[Dialogante 2] C’è poi un
terzo modo di essere io. Un io di
valenza universale: io-Dio.
[Dialogante 1] Una
qualifica che alcune religioni attribuiscono ai loro capi. Per esempio
nell’antico Egitto, dove il Faraone era considerato una divinità, nella Roma
imperiale dove, nell’esempio egiziano, anche l’imperatore era un dio, come del
resto in molte altre civiltà nelle quali religione e potere politico
confluiscono in un unico concetto di ‘divinità’.

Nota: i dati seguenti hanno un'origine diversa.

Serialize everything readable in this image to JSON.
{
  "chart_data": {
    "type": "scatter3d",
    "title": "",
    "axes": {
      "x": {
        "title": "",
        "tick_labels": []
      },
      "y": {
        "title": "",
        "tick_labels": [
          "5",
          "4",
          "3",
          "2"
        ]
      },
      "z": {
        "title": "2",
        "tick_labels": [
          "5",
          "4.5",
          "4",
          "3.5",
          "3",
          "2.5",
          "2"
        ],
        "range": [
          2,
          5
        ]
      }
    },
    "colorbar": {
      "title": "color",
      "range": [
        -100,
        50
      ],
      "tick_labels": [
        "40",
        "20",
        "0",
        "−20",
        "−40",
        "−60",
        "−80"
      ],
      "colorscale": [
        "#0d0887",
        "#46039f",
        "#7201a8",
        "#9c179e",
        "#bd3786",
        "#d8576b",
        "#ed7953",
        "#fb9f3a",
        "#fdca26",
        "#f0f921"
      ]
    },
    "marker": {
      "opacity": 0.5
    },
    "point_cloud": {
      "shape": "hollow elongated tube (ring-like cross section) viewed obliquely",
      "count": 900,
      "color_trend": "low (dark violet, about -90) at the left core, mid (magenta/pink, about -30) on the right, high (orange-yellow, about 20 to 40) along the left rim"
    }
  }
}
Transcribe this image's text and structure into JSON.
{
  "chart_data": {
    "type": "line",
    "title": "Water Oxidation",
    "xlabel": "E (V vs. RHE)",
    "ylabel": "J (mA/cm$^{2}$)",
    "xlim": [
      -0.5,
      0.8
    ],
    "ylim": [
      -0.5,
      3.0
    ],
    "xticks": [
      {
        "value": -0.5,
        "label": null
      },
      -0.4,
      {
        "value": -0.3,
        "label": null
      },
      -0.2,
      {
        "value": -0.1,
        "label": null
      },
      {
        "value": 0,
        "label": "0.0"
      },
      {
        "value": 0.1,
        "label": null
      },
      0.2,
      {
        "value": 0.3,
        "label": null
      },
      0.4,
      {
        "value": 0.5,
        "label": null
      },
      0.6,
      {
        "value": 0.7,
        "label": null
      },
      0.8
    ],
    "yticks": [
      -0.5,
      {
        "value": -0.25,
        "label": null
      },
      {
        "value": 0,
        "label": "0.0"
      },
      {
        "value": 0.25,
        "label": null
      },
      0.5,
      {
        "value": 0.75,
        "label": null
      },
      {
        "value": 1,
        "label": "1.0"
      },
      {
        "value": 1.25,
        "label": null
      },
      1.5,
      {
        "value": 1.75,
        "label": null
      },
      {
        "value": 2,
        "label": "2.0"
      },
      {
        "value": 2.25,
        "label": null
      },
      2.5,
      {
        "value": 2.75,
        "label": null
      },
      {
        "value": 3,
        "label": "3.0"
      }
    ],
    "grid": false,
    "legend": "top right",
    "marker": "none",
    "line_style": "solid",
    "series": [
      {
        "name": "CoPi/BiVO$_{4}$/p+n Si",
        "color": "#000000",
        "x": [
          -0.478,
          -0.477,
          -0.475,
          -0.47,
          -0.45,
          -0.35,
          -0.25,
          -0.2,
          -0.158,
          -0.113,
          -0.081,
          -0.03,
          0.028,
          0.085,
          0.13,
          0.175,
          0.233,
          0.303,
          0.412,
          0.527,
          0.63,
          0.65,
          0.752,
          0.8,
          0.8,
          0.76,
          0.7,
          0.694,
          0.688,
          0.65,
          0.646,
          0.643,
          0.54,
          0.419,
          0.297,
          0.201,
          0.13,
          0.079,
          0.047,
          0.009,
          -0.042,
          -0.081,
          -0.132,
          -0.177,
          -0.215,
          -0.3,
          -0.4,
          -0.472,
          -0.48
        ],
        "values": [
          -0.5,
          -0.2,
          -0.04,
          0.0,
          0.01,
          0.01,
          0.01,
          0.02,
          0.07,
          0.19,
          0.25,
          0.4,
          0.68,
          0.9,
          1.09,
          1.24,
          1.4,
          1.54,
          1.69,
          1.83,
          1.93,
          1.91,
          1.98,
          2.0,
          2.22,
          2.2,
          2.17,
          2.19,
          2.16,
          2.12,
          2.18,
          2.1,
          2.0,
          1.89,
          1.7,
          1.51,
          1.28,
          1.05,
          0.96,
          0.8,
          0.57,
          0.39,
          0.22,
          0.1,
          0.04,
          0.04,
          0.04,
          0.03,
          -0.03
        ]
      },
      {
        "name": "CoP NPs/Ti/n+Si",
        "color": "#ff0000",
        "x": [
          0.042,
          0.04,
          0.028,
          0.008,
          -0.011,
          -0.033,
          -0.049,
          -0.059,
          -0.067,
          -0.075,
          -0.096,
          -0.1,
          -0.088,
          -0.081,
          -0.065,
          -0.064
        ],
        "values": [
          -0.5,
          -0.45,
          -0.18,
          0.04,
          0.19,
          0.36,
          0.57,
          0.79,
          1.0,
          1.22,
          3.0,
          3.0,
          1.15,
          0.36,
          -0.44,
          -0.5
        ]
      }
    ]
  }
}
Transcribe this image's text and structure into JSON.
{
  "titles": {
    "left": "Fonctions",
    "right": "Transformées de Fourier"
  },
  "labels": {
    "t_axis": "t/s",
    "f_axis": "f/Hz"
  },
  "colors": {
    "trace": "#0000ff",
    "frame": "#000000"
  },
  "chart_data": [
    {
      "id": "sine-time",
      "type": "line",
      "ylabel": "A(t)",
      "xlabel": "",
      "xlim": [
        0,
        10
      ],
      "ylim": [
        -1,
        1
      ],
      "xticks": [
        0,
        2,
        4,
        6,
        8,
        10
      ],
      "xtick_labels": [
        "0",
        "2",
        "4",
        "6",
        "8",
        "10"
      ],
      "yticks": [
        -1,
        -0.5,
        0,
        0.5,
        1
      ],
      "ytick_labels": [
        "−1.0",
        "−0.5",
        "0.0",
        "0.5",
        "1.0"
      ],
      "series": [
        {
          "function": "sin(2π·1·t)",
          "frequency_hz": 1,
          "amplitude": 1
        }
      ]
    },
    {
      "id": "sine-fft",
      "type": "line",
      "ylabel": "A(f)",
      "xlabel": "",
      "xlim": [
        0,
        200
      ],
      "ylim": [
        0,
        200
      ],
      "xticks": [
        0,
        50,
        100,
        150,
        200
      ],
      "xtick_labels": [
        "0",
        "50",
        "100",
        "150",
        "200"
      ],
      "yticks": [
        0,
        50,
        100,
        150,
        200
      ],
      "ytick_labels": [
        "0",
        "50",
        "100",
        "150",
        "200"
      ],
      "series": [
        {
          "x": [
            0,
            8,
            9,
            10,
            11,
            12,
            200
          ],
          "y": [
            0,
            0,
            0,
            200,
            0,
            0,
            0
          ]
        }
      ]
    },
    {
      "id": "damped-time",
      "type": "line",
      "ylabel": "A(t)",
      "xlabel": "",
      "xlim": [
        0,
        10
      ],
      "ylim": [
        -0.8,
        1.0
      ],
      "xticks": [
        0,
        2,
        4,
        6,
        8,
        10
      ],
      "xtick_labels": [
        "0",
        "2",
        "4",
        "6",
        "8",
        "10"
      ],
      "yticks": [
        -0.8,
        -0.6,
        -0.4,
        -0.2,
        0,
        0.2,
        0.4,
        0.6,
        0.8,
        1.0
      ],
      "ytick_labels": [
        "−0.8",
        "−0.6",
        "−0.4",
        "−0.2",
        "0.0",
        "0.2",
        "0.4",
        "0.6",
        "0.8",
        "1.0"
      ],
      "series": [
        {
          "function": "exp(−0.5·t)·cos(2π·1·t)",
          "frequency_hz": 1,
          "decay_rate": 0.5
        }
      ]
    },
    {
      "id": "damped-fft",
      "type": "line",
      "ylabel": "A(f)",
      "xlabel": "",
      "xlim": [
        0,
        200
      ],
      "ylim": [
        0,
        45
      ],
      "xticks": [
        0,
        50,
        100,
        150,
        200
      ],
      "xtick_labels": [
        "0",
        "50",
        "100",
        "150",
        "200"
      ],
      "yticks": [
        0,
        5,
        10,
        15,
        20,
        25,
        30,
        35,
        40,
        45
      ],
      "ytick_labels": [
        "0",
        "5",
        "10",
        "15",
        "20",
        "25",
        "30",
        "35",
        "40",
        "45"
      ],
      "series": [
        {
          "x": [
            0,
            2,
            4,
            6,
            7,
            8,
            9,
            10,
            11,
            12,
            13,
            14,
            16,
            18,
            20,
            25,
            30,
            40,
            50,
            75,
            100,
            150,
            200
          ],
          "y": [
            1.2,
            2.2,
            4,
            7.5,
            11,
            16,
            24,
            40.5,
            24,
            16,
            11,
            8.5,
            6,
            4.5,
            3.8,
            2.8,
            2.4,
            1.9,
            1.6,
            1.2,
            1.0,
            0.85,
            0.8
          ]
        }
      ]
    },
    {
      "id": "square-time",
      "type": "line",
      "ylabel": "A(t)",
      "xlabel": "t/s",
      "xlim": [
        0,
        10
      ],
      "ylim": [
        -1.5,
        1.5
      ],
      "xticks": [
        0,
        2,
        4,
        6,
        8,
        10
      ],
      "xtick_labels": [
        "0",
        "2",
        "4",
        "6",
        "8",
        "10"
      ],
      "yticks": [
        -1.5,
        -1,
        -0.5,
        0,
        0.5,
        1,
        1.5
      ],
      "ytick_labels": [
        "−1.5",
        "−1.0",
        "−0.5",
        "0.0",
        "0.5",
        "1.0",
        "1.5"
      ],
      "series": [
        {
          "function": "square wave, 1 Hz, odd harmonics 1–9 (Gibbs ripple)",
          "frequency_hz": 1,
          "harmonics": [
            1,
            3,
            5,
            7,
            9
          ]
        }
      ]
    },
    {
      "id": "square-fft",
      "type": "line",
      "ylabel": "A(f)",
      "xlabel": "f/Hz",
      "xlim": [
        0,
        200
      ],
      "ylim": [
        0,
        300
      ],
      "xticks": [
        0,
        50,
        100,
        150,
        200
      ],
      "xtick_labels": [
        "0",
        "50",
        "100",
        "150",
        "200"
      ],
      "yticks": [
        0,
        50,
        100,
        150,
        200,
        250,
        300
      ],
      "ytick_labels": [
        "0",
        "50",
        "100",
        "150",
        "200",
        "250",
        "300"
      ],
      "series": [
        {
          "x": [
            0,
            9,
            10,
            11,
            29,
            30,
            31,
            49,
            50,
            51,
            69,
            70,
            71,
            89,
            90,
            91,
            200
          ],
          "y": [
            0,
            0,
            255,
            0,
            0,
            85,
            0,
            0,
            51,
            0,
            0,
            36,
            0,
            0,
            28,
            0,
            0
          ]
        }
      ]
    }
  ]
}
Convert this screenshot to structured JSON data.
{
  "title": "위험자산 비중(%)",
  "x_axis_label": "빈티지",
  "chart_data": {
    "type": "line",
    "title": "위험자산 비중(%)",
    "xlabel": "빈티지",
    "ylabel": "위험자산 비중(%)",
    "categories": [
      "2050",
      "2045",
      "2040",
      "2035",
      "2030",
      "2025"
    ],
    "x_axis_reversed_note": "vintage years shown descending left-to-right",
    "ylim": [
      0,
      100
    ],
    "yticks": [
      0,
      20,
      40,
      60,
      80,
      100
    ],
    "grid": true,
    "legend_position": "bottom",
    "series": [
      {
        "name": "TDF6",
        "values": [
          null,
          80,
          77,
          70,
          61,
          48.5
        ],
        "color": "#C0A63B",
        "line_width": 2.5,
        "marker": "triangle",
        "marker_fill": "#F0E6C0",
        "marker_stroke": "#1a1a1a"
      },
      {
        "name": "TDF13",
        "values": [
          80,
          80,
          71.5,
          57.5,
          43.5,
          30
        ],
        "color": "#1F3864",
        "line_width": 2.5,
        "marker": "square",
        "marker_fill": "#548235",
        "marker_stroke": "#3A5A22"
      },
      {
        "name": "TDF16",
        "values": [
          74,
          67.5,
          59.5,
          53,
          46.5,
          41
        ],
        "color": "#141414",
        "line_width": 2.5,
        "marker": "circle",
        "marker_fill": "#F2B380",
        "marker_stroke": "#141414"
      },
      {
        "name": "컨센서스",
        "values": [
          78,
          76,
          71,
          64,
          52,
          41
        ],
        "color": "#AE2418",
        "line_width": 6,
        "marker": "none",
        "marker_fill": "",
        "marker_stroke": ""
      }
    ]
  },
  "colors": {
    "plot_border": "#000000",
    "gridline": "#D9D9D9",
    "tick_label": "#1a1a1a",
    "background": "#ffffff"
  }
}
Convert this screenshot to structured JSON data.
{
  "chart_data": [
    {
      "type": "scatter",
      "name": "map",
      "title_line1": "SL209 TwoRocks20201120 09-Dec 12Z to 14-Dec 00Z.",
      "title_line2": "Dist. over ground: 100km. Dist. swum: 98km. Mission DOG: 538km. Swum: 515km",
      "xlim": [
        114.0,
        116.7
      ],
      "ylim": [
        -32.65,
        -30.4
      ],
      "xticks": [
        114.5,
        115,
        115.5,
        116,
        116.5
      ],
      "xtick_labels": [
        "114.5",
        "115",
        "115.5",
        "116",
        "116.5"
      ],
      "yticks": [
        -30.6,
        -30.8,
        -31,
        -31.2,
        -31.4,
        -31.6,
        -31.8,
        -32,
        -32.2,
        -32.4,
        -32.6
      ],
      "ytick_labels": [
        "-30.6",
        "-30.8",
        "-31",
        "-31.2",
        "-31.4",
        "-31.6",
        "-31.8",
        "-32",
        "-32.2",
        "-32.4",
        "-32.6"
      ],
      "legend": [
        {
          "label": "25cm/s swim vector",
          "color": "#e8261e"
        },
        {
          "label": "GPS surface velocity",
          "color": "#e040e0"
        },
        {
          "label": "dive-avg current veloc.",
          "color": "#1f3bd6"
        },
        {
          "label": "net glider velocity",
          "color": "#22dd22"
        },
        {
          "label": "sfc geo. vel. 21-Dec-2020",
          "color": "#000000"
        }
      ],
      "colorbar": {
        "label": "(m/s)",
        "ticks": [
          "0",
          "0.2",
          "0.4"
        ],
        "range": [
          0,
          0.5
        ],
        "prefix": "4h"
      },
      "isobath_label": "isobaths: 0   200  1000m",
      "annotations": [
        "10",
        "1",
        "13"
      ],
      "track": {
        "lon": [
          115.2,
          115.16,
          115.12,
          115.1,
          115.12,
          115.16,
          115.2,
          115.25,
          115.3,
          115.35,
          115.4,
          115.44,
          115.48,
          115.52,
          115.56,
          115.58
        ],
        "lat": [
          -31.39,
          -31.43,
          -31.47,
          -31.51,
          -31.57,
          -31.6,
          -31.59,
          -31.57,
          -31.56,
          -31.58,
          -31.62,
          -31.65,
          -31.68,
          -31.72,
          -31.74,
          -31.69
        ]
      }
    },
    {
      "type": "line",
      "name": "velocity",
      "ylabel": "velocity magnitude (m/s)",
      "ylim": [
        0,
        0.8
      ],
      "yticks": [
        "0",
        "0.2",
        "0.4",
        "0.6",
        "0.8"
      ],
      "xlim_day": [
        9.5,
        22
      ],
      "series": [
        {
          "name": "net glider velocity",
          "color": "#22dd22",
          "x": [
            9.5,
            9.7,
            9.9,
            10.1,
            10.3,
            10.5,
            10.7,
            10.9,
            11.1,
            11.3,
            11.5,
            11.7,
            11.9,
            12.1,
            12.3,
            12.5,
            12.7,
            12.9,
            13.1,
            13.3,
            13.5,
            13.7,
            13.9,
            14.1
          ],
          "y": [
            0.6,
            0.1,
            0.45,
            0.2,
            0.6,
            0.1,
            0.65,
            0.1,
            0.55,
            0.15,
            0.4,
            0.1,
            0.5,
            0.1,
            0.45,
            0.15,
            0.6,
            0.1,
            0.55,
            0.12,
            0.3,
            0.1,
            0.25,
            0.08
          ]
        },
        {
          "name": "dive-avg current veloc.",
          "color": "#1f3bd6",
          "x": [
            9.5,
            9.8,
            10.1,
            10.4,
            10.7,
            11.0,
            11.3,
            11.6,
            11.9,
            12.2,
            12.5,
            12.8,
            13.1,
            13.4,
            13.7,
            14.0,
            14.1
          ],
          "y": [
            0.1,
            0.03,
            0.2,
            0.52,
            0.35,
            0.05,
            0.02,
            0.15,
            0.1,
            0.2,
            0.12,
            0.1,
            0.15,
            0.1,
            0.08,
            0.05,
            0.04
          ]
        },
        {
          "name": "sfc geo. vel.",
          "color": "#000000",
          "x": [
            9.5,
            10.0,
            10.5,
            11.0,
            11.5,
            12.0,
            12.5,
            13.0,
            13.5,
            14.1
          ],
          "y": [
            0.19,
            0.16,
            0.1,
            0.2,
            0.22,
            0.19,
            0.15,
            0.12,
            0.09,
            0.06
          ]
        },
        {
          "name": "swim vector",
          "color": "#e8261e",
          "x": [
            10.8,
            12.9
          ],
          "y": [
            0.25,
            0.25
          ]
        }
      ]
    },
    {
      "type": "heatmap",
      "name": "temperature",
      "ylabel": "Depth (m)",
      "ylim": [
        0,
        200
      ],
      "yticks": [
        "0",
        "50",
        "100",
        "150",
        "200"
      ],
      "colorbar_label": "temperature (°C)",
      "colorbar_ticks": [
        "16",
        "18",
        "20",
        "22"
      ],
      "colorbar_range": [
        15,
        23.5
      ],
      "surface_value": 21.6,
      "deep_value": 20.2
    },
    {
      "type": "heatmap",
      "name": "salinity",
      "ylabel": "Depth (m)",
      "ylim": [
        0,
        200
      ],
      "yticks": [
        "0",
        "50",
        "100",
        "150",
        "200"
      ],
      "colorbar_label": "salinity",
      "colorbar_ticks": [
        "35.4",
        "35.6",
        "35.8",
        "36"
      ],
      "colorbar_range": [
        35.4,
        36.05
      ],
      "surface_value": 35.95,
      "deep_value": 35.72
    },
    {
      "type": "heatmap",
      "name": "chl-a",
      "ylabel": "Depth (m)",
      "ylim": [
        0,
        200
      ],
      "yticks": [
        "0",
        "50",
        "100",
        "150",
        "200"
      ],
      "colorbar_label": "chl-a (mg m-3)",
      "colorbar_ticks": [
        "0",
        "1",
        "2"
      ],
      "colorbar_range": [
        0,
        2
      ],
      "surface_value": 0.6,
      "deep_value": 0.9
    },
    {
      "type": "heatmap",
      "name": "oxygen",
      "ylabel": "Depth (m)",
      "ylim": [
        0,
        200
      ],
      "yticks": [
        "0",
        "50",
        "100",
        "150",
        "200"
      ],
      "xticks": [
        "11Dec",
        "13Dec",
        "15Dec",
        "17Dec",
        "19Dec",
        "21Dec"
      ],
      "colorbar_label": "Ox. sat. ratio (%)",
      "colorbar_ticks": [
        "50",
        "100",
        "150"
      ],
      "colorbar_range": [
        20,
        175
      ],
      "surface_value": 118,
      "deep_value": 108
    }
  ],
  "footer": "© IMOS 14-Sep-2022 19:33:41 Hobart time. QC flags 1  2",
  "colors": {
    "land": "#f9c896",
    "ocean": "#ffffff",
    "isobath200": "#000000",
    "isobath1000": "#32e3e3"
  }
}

[Dialogante 2] Abbiamo cioè
un’idea intensificata di umanità, dove l’io
si estende nominalmente –ma anche fattualmente– a tutta la società.
[Dialogante 1] E, quando
ciò non accade, resta sempre il potere ad assumere il contorno della sacralità,
per cui, quando una persona per una via o per un’altra vi accede, scatta
automaticamente la qualifica successiva.
[Dialogante 2] Come
sappiamo, vi è anche un’altra via per accedere allo stato di divinità, una via
che non ha a che fare con il potere, anzi lo rifiuta tout-court o addirittura lo sostituisce con il grado più basso nella
classifica sociale, quello di vittima sacrificale. È il caso di Gesù Cristo la
cui ‘divinità’ si è imposta a miliardi di individui proprio grazie alla
graduatoria inversa di cui si è fatto campione.
[Dialogante 1] E a questo
punto non si può che deprecare il radicale stravolgimento di questa via,
stravolgimento che da duemila anni le varie chiese che si rifanno a Lui stanno
perpetrando in omaggio al principio che aveva creduto di eliminare: il potere: non il potere amministrativo e
giudiziario di Roma, ma quello politico-religioso di una civiltà destinata a
rapido declino.
[Dialogante 2] Che cosa ti
ha spinto a questa improbabile lezioncina sui rapporti tra Roma, il
Cristianesimo delle origini e quel che è venuto dopo?
[Dialogante 1] Non so, non
certo la competenza storica, forse la nostalgia per i lontani giorni del liceo
o la mia innegabile simpatia per la figura, storica o inventata, di Gesù
Cristo. Sia come sia, ecco un provvidenziale punto.